A prosthetic disc replacement should attempt to restore the natural curvature of the FSU. The ability of the disc to compress axially is fundamental to the load response and load-sharing function, so an artificial disc replacement must move in this dimension to act fully as a shock absorber. The concept of the next-generation design requires full replication of function. A biomechanical basis for an ideal prosthetic disc suggests that it must function in concert with the entire FSU, including the adjacent vertebral bodies, the surrounding ligaments, the facets, and the muscles. Additionally, it should replicate the viscoelasticity of the natural disc, responding with increasing stiffness at higher loads and higher rates of load application. It must compress axially, allowing changes in disc height required to respond to loads appropriately and naturally. It should also restore and maintain the proper angle of the spinal curve. Lastly, it should provide passive resistance to forces during motion.

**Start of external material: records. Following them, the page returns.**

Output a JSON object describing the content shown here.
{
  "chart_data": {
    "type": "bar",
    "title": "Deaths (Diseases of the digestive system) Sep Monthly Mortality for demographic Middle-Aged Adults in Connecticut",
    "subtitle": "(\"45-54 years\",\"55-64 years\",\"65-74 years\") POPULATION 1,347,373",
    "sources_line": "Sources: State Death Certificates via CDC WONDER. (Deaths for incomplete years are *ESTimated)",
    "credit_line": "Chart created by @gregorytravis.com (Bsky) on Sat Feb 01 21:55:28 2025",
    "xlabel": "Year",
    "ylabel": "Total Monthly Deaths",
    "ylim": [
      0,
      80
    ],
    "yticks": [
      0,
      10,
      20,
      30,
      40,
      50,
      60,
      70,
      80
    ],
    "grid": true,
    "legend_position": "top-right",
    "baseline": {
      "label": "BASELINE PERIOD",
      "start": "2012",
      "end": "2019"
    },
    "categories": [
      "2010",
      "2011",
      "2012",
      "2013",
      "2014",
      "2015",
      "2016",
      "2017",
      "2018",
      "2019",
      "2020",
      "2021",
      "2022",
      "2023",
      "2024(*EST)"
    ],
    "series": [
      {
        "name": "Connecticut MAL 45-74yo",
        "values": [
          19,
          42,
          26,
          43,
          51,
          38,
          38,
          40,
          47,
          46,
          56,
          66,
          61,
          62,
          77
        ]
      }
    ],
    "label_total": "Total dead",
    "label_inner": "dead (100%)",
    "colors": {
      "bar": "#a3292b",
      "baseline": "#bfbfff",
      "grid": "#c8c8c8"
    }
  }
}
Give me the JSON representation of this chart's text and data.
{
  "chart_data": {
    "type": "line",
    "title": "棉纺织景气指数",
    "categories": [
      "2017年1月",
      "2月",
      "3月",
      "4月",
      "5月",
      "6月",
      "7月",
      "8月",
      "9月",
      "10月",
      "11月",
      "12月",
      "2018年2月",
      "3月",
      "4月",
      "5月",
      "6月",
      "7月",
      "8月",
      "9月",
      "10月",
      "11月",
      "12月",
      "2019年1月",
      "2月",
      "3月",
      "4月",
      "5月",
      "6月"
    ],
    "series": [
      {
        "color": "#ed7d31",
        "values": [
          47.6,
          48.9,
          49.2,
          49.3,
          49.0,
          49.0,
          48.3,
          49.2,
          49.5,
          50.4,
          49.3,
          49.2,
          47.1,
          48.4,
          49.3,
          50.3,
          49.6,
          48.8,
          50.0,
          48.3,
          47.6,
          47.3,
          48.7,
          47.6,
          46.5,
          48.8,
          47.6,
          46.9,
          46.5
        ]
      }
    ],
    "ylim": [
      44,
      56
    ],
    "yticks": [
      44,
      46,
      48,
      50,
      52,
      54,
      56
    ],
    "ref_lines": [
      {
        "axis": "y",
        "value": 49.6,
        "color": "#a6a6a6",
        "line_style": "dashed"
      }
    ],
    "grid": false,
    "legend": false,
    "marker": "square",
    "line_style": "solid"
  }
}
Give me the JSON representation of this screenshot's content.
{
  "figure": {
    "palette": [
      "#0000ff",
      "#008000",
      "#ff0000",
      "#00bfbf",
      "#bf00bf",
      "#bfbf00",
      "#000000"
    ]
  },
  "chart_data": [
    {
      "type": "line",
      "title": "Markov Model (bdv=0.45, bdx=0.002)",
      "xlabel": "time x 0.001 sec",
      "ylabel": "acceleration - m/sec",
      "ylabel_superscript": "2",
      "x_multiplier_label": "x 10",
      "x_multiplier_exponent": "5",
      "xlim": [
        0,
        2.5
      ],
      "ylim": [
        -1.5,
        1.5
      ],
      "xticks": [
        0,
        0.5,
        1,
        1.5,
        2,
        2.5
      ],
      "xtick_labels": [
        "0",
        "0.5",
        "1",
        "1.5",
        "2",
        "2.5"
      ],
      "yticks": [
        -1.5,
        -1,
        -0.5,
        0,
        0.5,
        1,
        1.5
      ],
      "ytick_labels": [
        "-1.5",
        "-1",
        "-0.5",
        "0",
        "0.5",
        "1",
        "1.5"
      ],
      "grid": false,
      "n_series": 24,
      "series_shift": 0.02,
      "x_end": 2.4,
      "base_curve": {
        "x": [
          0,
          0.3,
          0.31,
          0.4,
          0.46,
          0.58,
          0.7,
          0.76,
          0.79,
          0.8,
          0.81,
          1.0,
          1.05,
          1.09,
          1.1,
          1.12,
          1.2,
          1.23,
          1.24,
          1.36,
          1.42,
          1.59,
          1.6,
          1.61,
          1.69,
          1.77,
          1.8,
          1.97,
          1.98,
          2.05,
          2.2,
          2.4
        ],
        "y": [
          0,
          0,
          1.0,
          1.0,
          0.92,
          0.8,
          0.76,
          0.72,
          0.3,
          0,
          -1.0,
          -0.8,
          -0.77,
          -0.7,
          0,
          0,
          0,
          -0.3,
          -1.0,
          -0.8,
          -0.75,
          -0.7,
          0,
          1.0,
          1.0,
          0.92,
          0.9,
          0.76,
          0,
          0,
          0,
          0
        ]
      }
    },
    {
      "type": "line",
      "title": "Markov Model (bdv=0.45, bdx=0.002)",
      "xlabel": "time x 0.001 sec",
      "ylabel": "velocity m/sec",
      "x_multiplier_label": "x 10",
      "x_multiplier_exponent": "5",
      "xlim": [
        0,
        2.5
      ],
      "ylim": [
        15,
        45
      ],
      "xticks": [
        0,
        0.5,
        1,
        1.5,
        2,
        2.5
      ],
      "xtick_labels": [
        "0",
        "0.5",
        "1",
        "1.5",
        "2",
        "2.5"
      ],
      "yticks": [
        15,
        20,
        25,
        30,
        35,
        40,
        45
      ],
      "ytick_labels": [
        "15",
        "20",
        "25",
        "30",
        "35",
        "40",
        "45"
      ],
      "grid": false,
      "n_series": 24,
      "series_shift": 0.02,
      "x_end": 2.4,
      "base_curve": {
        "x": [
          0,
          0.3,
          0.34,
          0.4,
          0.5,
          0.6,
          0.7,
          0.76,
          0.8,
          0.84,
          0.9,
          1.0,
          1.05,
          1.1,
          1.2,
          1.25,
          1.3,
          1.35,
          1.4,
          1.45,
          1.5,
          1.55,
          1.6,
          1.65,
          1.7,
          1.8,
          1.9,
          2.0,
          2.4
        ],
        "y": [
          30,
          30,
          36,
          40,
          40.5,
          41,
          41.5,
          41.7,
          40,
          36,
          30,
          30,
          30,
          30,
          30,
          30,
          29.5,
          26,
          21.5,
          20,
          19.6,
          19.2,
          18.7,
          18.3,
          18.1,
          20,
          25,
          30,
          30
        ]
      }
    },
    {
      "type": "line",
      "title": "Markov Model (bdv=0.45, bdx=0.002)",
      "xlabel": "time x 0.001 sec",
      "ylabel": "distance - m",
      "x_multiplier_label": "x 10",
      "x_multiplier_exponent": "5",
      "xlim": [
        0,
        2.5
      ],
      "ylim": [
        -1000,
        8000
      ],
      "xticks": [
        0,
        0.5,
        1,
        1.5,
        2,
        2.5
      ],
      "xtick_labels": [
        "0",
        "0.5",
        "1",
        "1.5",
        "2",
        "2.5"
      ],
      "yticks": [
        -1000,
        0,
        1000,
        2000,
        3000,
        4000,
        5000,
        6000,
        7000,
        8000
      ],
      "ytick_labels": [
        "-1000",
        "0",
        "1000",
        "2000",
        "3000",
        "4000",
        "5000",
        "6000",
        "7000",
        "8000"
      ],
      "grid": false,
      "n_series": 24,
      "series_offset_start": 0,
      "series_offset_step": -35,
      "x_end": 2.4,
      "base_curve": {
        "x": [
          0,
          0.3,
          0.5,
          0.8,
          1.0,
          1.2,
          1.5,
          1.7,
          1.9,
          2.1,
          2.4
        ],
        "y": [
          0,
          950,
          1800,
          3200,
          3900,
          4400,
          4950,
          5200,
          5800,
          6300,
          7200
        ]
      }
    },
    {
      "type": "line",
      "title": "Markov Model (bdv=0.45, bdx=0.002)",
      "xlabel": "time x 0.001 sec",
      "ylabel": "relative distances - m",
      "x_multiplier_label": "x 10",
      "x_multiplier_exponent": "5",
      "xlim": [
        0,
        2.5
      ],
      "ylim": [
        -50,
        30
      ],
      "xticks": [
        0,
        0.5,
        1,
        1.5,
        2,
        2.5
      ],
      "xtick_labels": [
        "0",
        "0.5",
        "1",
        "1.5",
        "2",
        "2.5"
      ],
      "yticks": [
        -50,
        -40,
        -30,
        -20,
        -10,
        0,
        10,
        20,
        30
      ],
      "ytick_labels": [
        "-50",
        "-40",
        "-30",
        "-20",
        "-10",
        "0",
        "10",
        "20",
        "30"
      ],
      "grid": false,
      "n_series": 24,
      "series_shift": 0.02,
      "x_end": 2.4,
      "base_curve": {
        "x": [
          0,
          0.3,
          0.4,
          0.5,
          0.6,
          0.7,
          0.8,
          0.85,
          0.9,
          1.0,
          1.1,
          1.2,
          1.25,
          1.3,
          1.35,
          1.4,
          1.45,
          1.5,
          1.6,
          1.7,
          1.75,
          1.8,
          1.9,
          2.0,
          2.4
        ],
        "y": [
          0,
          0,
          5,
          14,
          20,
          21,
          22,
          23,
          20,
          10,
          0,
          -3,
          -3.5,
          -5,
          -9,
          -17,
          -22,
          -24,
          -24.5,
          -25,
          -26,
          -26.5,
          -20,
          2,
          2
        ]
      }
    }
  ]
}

To meet the aforementioned requirements, the implant must provide for short-term and long-term fixation. Short-term fixation is needed to allow for initial motion and preservation of biomechanics until long-term fixation is achieved. Long-term fixation, preferably by osteointegration, is required to maintain the motion and biomechanics and adapt to potential changes over time in bone and end-plate architecture. The fixation of the disc replacement to the bony end plates is also critical for the transmission of forces from one level to the next without creating artificial pathways of least resistance. These artificial pathways would have the propensity to become sites of wear between either the components of the disc replacement or the disc replacement and the vertebral body end plates.